Управившись, он развел среди камней костер и сел у огня, глядя на закат.
«Стар ты уже, чтобы детей заводить».
Бору погладил свою седую бороду. Кости у него ныли от ревматизма. Шори семь лет. Он не доживет до того, как она вырастет, не увидит ее в свадебном уборе. Бору стало горько, но он пересилил себя.
Ему было двадцать три, когда аватары взяли его в плен вместе с другими повстанцами. Их, двести человек, привели скованными во второй город, Пагару. Там они предстали перед судом. Бору никогда еще не бывал в городе. Увидев громадные дома, он даже бояться перестал на время. Он дивился широким мощеным улицам и храмам с колоннами, рыночной площади с фонтаном посередине, воде, бьющей на тридцать футов вверх.
Он вырос в пустыне, где вода священна, и смотрел на фонтан с благоговением.
Зал суда тоже поразил его. Пленных вводили туда по десять человек и ставили перед высоким помостом, где сидели двое аватарских судей. Бору шел за Фиалом, сыном пекаря.
Они дружил с детства и теперь все время переглядывались.
— Что они с нами сделают? — прошептал Бору.
Фиал пожал плечами.
Один из судей, худощавый, с синими до плеч волосами подался вперед. Его красная мантия переливалась искрами, голову покрывала серебряная шапочка с непонятными знаками.
— Вы обвиняетесь в преступлениях против империи, — он заглянул в свиток перед собой, — в незаконных сборищах, во владении мечами и другим оружием, а также в нападении на присутственное здание в деревне Асеп. — Он обвел бледными глазами закованных в цепи людей. — Один из вас
— Каких слов вы от меня ждете? — спросил Бору. — Ваши законы нам не указ. Вы послали вооруженных людей на земли наших предков и объявили, что управляете нами. Мы воспротивились и продолжаем противиться.

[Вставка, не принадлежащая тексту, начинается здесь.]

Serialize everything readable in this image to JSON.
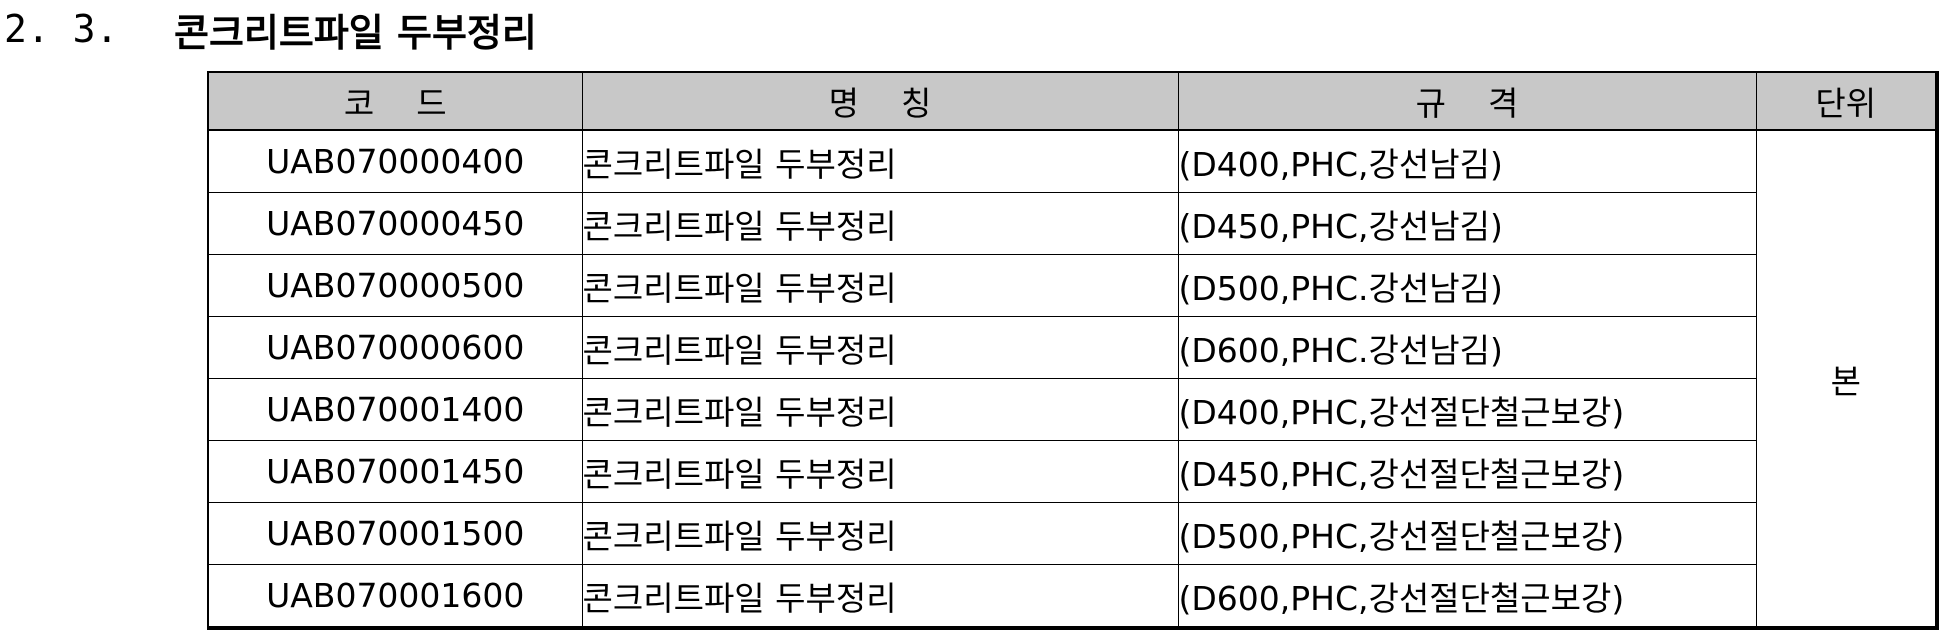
{
  "heading": {
    "number": "2. 3.",
    "title": "콘크리트파일 두부정리"
  },
  "table": {
    "headers": {
      "code": "코    드",
      "name": "명    칭",
      "spec": "규    격",
      "unit": "단위"
    },
    "unit_value": "본",
    "rows": [
      {
        "code": "UAB070000400",
        "name": "콘크리트파일 두부정리",
        "spec": "(D400,PHC,강선남김)"
      },
      {
        "code": "UAB070000450",
        "name": "콘크리트파일 두부정리",
        "spec": "(D450,PHC,강선남김)"
      },
      {
        "code": "UAB070000500",
        "name": "콘크리트파일 두부정리",
        "spec": "(D500,PHC.강선남김)"
      },
      {
        "code": "UAB070000600",
        "name": "콘크리트파일 두부정리",
        "spec": "(D600,PHC.강선남김)"
      },
      {
        "code": "UAB070001400",
        "name": "콘크리트파일 두부정리",
        "spec": "(D400,PHC,강선절단철근보강)"
      },
      {
        "code": "UAB070001450",
        "name": "콘크리트파일 두부정리",
        "spec": "(D450,PHC,강선절단철근보강)"
      },
      {
        "code": "UAB070001500",
        "name": "콘크리트파일 두부정리",
        "spec": "(D500,PHC,강선절단철근보강)"
      },
      {
        "code": "UAB070001600",
        "name": "콘크리트파일 두부정리",
        "spec": "(D600,PHC,강선절단철근보강)"
      }
    ]
  }
}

Как мы могли бы называться мужчинами, если бы смирились?
— Вот, значит, как ты решил защищаться? — сказал второй судья, лысый, с раздвоенной синей бородой. — Ты ставишь ваши права превыше прав аватаров? Мы принесли вам просвещение и закон. Мы показали вам, как можно спастись от голода, а вы платите нам за это мятежами и убийствами.
— Вы сами навязали нам свои дары. Мы вас об этом не просили. Аватара в нашей деревне мы всего лишь взяли в плен, хотя он убил трех наших людей. Банис-байя всегда были мирными земледельцами. Мы не воины, не убийцы. Мы свободные люди.
— Ошибаешься. Вы не свободные люди, — сказал второй судья. — Вы слуги аватаров, и слуги непокорные. Я нахожу твою защиту слабой и неубедительной. Твои друзья приговариваются к смерти. Ты, как выступавший от имени обвиняемых, по нашему обычаю не умрешь. Твой приговор — тридцать лет.
Увести их.
Осужденных вывели из зала в длинный коридор. Аватарский стражник взял Бору за руку и через боковую дверь втолкнул его в узкую комнату, где стояли скамьи, — Жди здесь. Когда тебя позовут, я приду за тобой.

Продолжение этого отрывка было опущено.